Two large blasts echoed across the centre of the city just before dawn on Tuesday. Late on Monday, tracer bullets flashed across the night sky as Ukrainian forces apparently targeted an enemy drone.
“Today is a difficult and dangerous moment,” mayor Vitali Klitschko said. “The capital is the heart of Ukraine, and it will be defended. Kyiv, which is currently the symbol and forward operating base of Europe’s freedom and security, will not be given up by us.”
The announcement came as Russia launched fresh attacks in Ukraine’s capital, which has nearly been encircled by Moscow’s troops in the third week of the crisis.
Witnesses saw a high-rise apartment block in flames after being struck by artillery. Firefighters tried to douse the blaze and rescue workers helped evacuate residents trapped inside using mobile ladders.
Kyiv has been spared the worst of the fighting since Russia invaded Ukraine on February 24, but the Russian military is slowly closing in on the city and the shelling has intensified.

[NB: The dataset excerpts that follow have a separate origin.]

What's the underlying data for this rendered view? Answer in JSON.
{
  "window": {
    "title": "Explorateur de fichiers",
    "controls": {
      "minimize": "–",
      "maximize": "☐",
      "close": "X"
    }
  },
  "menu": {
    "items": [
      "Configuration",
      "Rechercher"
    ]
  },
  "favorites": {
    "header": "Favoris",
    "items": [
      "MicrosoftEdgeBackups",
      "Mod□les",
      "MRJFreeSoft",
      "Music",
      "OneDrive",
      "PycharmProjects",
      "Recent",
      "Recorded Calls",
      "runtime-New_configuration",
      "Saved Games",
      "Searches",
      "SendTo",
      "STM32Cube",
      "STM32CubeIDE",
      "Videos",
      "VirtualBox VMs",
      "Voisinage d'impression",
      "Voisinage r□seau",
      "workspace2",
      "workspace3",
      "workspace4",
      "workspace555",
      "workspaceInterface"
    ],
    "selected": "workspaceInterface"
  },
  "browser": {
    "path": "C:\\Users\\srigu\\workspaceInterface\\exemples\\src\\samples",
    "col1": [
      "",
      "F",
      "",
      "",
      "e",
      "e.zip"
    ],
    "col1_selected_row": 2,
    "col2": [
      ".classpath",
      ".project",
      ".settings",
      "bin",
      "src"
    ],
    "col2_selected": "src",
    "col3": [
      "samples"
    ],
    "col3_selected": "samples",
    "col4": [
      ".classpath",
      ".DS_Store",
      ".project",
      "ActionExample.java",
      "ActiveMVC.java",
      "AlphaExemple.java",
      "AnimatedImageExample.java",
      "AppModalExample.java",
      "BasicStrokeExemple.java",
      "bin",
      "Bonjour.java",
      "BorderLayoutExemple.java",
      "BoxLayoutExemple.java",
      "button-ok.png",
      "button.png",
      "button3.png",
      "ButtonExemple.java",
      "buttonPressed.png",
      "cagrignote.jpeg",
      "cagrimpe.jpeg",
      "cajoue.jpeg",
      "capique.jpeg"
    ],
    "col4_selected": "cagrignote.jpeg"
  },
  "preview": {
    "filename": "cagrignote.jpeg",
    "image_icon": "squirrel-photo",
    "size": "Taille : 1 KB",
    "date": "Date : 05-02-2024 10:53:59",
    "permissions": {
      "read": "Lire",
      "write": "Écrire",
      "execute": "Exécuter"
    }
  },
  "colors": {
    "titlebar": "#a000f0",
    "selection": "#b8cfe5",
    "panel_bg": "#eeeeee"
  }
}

In another part of the city, residents cleared debris from their homes after shelling blew out windows, ruined balconies and left wreckage strewn across the ground. Thousands of people have been killed in the conflict and millions more displaced.
It comes as the Polish, Czech and Slovenian prime ministers were travelling to Kyiv by train on Tuesday in the first visit by foreign leaders to the capital. Kyiv imposed a similar curfew on February 26 just after Moscow launched its attack.